Archive for May, 2009

‘Go, kill yourself.’

An excerpt from The Tanners, now online at the Brooklyn Rail:

I was liking my dream at the beginning, but now I see it’s starting to degenerate, and this doesn’t suit Hedwig at all; for Hedwig is gentle, and when she suffers, she suffers in a more beautiful, silent way. She’d no doubt just laugh at my man there in his shaggy beard if he attempted such insolence. The landscape I sketched out was quite nice all the same, but only because it was mostly borrowed from the countryside that surrounds me. One should never lose the natural ground beneath one’s feet while dreaming, especially about people, for otherwise one soon arrives at the point of making one’s characters utter words like: ‘Go, kill yourself.’

Odds and Ends

Assorted items of interest, some of which I gleaned from my shoulder-rubbing with the in-crowd last week in New York:

The Tanners, scheduled for a June 23 release, has been delayed until August.
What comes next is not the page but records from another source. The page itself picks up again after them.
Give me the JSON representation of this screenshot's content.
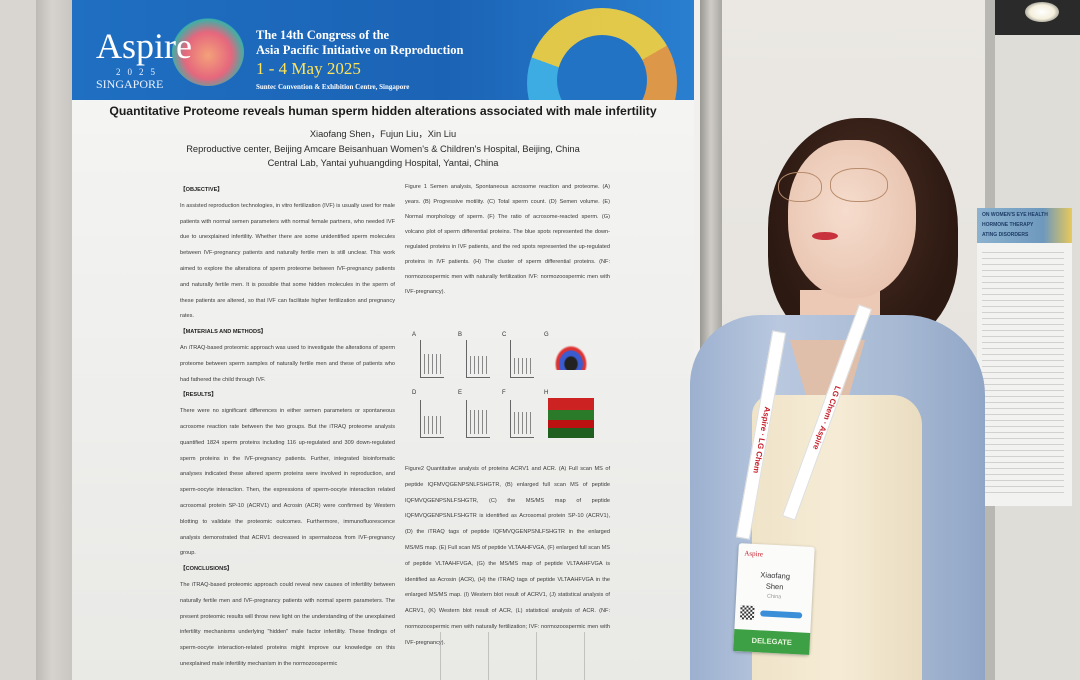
{
  "banner": {
    "logo_word": "Aspire",
    "logo_year": "2025",
    "logo_city": "SINGAPORE",
    "congress_line1": "The 14th Congress of the",
    "congress_line2": "Asia Pacific Initiative on Reproduction",
    "dates": "1 - 4 May 2025",
    "venue": "Suntec Convention & Exhibition Centre, Singapore"
  },
  "poster": {
    "title": "Quantitative Proteome reveals human sperm hidden alterations associated with male infertility",
    "authors": "Xiaofang Shen，Fujun Liu，Xin Liu",
    "affiliation1": "Reproductive center, Beijing Amcare Beisanhuan Women's & Children's Hospital, Beijing, China",
    "affiliation2": "Central Lab, Yantai yuhuangding Hospital, Yantai, China",
    "objective_head": "【OBJECTIVE】",
    "objective": "In assisted reproduction technologies, in vitro fertilization (IVF) is usually used for male patients with normal semen parameters with normal female partners, who needed IVF due to unexplained infertility. Whether there are some unidentified sperm molecules between IVF-pregnancy patients and naturally fertile men is still unclear. This work aimed to explore the alterations of sperm proteome between IVF-pregnancy patients and naturally fertile men. It is possible that some hidden molecules in the sperm of these patients are altered, so that IVF can facilitate higher fertilization and pregnancy rates.",
    "methods_head": "【MATERIALS AND METHODS】",
    "methods": "An iTRAQ-based proteomic approach was used to investigate the alterations of sperm proteome between sperm samples of naturally fertile men and these of patients who had fathered the child through IVF.",
    "results_head": "【RESULTS】",
    "results": "There were no significant differences in either semen parameters or spontaneous acrosome reaction rate between the two groups. But the iTRAQ proteome analysis quantified 1824 sperm proteins including 116 up-regulated and 309 down-regulated sperm proteins in the IVF-pregnancy patients. Further, integrated bioinformatic analyses indicated these altered sperm proteins were involved in reproduction, and sperm-oocyte interaction. Then, the expressions of sperm-oocyte interaction related acrosomal protein SP-10 (ACRV1) and Acrosin (ACR) were confirmed by Western blotting to validate the proteomic outcomes. Furthermore, immunofluorescence analysis demonstrated that ACRV1 decreased in spermatozoa from IVF-pregnancy group.",
    "conclusions_head": "【CONCLUSIONS】",
    "conclusions": "The iTRAQ-based proteomic approach could reveal new causes of infertility between naturally fertile men and IVF-pregnancy patients with normal sperm parameters. The present proteomic results will throw new light on the understanding of the unexplained infertility mechanisms underlying \"hidden\" male factor infertility. These findings of sperm-oocyte interaction-related proteins might improve our knowledge on this unexplained male infertility mechanism in the normozoospermic",
    "figure1_caption": "Figure 1 Semen analysis, Spontaneous acrosome reaction and proteome. (A) years. (B) Progressive motility. (C) Total sperm count. (D) Semen volume. (E) Normal morphology of sperm. (F) The ratio of acrosome-reacted sperm. (G) volcano plot of sperm differential proteins. The blue spots represented the down-regulated proteins in IVF patients, and the red spots represented the up-regulated proteins in IVF patients. (H) The cluster of sperm differential proteins. (NF: normozoospermic men with naturally fertilization IVF: normozoospermic men with IVF-pregnancy).",
    "figure1_panels": [
      "A",
      "B",
      "C",
      "G",
      "D",
      "E",
      "F",
      "H"
    ],
    "figure2_caption": "Figure2 Quantitative analysis of proteins ACRV1 and ACR. (A) Full scan MS of peptide IQFMVQGENPSNLFSHGTR, (B) enlarged full scan MS of peptide IQFMVQGENPSNLFSHGTR, (C) the MS/MS map of peptide IQFMVQGENPSNLFSHGTR is identified as Acrosomal protein SP-10 (ACRV1), (D) the iTRAQ tags of peptide IQFMVQGENPSNLFSHGTR in the enlarged MS/MS map. (E) Full scan MS of peptide VLTAAHFVGA, (F) enlarged full scan MS of peptide VLTAAHFVGA, (G) the MS/MS map of peptide VLTAAHFVGA is identified as Acrosin (ACR), (H) the iTRAQ tags of peptide VLTAAHFVGA in the enlarged MS/MS map. (I) Western blot result of ACRV1, (J) statistical analysis of ACRV1, (K) Western blot result of ACR, (L) statistical analysis of ACR. (NF: normozoospermic men with naturally fertilization; IVF: normozoospermic men with IVF-pregnancy)."
  },
  "lanyard": {
    "left_text": "Aspire · LG Chem",
    "right_text": "LG Chem · Aspire"
  },
  "badge": {
    "logo": "Aspire",
    "first_name": "Xiaofang",
    "last_name": "Shen",
    "country": "China",
    "role": "DELEGATE"
  },
  "side_poster": {
    "line1": "ON WOMEN'S EYE HEALTH",
    "line2": "HORMONE THERAPY",
    "line3": "ATING DISORDERS"
  },
  "colors": {
    "banner_blue": "#1f6fc2",
    "dates_yellow": "#ffe45a",
    "delegate_green": "#3ea044",
    "lanyard_red": "#c8202c"
  }
}
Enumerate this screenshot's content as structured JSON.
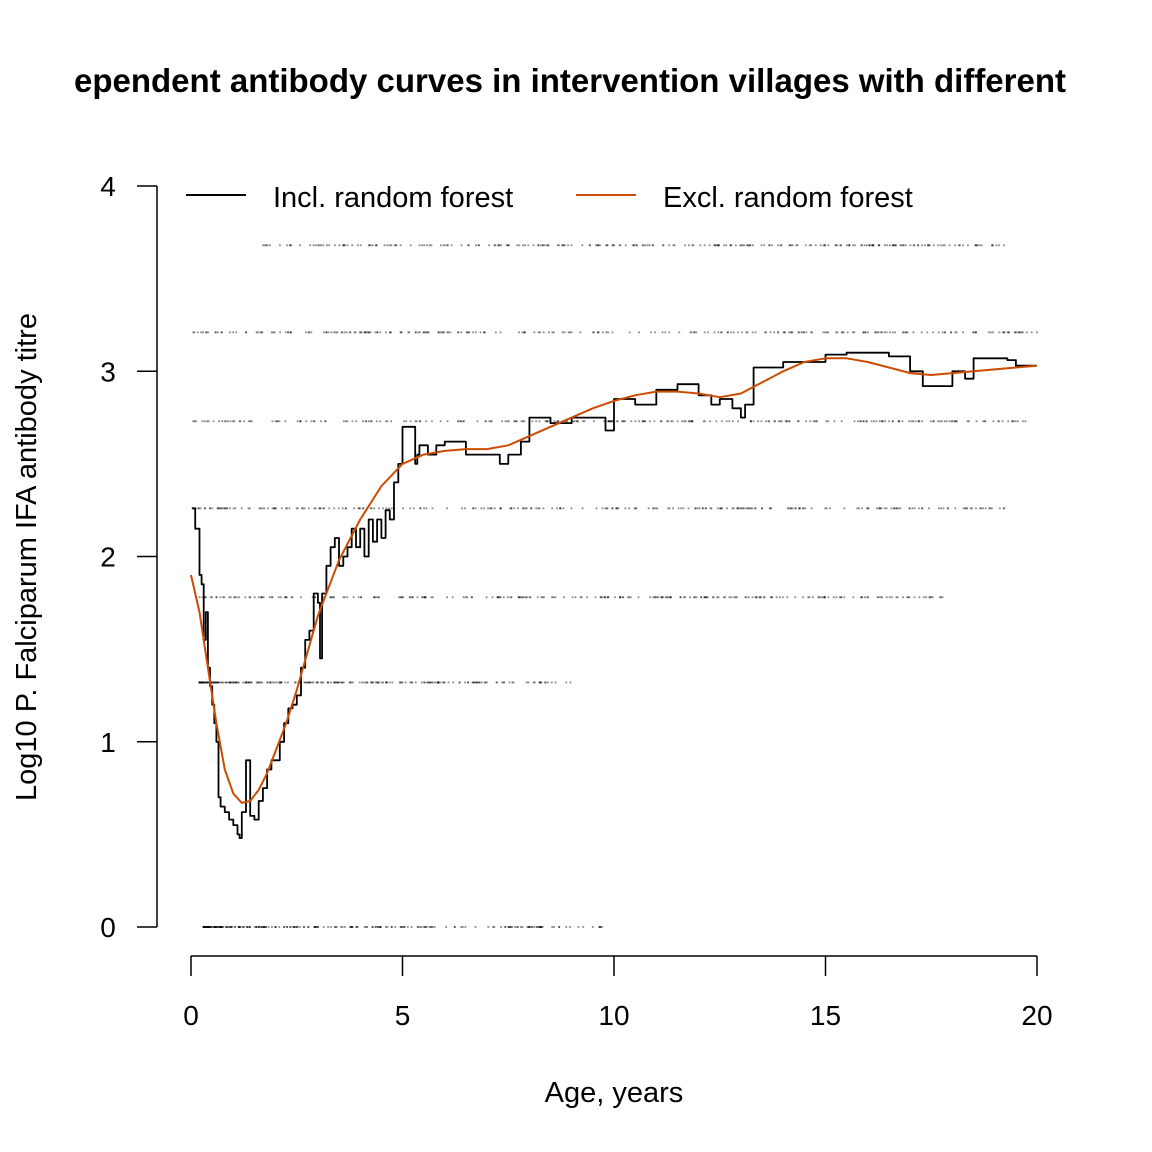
{
  "chart_data": {
    "type": "line",
    "title": "ependent antibody curves in intervention villages with different",
    "xlabel": "Age, years",
    "ylabel": "Log10 P. Falciparum IFA antibody titre",
    "xlim": [
      0,
      20
    ],
    "ylim": [
      0,
      4
    ],
    "x_ticks": [
      "0",
      "5",
      "10",
      "15",
      "20"
    ],
    "y_ticks": [
      "0",
      "1",
      "2",
      "3",
      "4"
    ],
    "legend_position": "top",
    "colors": {
      "incl": "#000000",
      "excl": "#cc4c02",
      "points": "#000000"
    },
    "series": [
      {
        "name": "Incl. random forest",
        "color": "#000000",
        "x": [
          0.02,
          0.1,
          0.2,
          0.25,
          0.3,
          0.35,
          0.4,
          0.45,
          0.5,
          0.55,
          0.6,
          0.65,
          0.7,
          0.8,
          0.9,
          1.0,
          1.1,
          1.15,
          1.2,
          1.3,
          1.4,
          1.5,
          1.6,
          1.7,
          1.8,
          1.9,
          2.0,
          2.1,
          2.2,
          2.3,
          2.4,
          2.5,
          2.6,
          2.7,
          2.8,
          2.9,
          3.0,
          3.05,
          3.1,
          3.2,
          3.3,
          3.4,
          3.5,
          3.6,
          3.7,
          3.8,
          3.9,
          4.0,
          4.1,
          4.2,
          4.3,
          4.4,
          4.5,
          4.6,
          4.7,
          4.8,
          4.9,
          5.0,
          5.3,
          5.35,
          5.4,
          5.6,
          5.8,
          6.0,
          6.5,
          7.0,
          7.3,
          7.5,
          7.8,
          8.0,
          8.5,
          9.0,
          9.5,
          9.8,
          10.0,
          10.5,
          11.0,
          11.5,
          12.0,
          12.3,
          12.5,
          12.8,
          13.0,
          13.1,
          13.3,
          14.0,
          15.0,
          15.5,
          16.0,
          16.5,
          17.0,
          17.3,
          17.5,
          17.8,
          18.0,
          18.3,
          18.5,
          19.0,
          19.3,
          19.5,
          20.0
        ],
        "y": [
          2.26,
          2.15,
          1.9,
          1.85,
          1.55,
          1.7,
          1.4,
          1.3,
          1.2,
          1.1,
          1.0,
          0.7,
          0.65,
          0.62,
          0.58,
          0.55,
          0.5,
          0.48,
          0.62,
          0.9,
          0.6,
          0.58,
          0.68,
          0.75,
          0.85,
          0.9,
          0.9,
          1.0,
          1.1,
          1.18,
          1.2,
          1.25,
          1.4,
          1.55,
          1.6,
          1.8,
          1.75,
          1.45,
          1.8,
          1.95,
          2.05,
          2.1,
          1.95,
          2.0,
          2.05,
          2.15,
          2.05,
          2.15,
          2.0,
          2.2,
          2.08,
          2.2,
          2.1,
          2.25,
          2.2,
          2.4,
          2.5,
          2.7,
          2.5,
          2.55,
          2.6,
          2.55,
          2.6,
          2.62,
          2.55,
          2.55,
          2.5,
          2.55,
          2.62,
          2.75,
          2.72,
          2.75,
          2.75,
          2.68,
          2.85,
          2.82,
          2.9,
          2.93,
          2.87,
          2.82,
          2.85,
          2.8,
          2.75,
          2.82,
          3.02,
          3.05,
          3.09,
          3.1,
          3.1,
          3.08,
          3.0,
          2.92,
          2.92,
          2.92,
          3.0,
          2.96,
          3.07,
          3.07,
          3.06,
          3.03,
          3.03
        ]
      },
      {
        "name": "Excl. random forest",
        "color": "#cc4c02",
        "x": [
          0.0,
          0.2,
          0.4,
          0.6,
          0.8,
          1.0,
          1.2,
          1.4,
          1.6,
          1.8,
          2.0,
          2.25,
          2.5,
          2.75,
          3.0,
          3.5,
          4.0,
          4.5,
          5.0,
          5.5,
          6.0,
          6.5,
          7.0,
          7.5,
          8.0,
          8.5,
          9.0,
          9.5,
          10.0,
          10.5,
          11.0,
          11.5,
          12.0,
          12.5,
          13.0,
          13.5,
          14.0,
          14.5,
          15.0,
          15.5,
          16.0,
          16.5,
          17.0,
          17.5,
          18.0,
          18.5,
          19.0,
          19.5,
          20.0
        ],
        "y": [
          1.9,
          1.7,
          1.4,
          1.1,
          0.85,
          0.72,
          0.67,
          0.68,
          0.74,
          0.83,
          0.95,
          1.1,
          1.28,
          1.48,
          1.68,
          1.98,
          2.2,
          2.38,
          2.5,
          2.55,
          2.57,
          2.58,
          2.58,
          2.6,
          2.65,
          2.7,
          2.75,
          2.8,
          2.84,
          2.87,
          2.89,
          2.89,
          2.88,
          2.86,
          2.88,
          2.94,
          3.0,
          3.05,
          3.07,
          3.07,
          3.05,
          3.02,
          2.99,
          2.98,
          2.99,
          3.0,
          3.01,
          3.02,
          3.03
        ]
      }
    ],
    "raw_observation_levels": [
      0,
      1.32,
      1.78,
      2.26,
      2.73,
      3.21,
      3.68
    ],
    "raw_observation_x_extent": [
      [
        0.3,
        9.8
      ],
      [
        0.2,
        9.1
      ],
      [
        0.1,
        17.8
      ],
      [
        0.05,
        19.5
      ],
      [
        0.05,
        19.9
      ],
      [
        0.05,
        20.0
      ],
      [
        1.7,
        19.3
      ]
    ]
  }
}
The Sebald introduction apparently isn’t ready yet.

The parallel edition (microscripts + English translations) of Walser prose pieces being produced by the Christine Burgin Gallery is scheduled for Spring 2010. If I remember correctly, the publication will coincide with an exhibition at the gallery.

The Brothers Quay mentioned Walser in a Boston Globe interview last week: “It was a much more sophisticated language which had to be really read,” he says. “It made us feel that you could really multi-layer a realm, and it’s not comedy, it’s not science fiction: It shifts. You read Walser or you read Schulz, and you realize it’s a deep language, and you just try to approximate it [in film] with the same depth and density that you see in their work.”

Class is in session at the Market Snodsbury Grammar School, and the subject is Robert Walser. Among other things, headmaster Thomas shares some enticing images from Robert Walser: Sein Leben in Bildern und Texten (Robert Walser: His Life in Pictures and Texts), recently published in German. Thomas is certainly a FOW extraordinaire, previously unknown to me. I’ll add him to the list.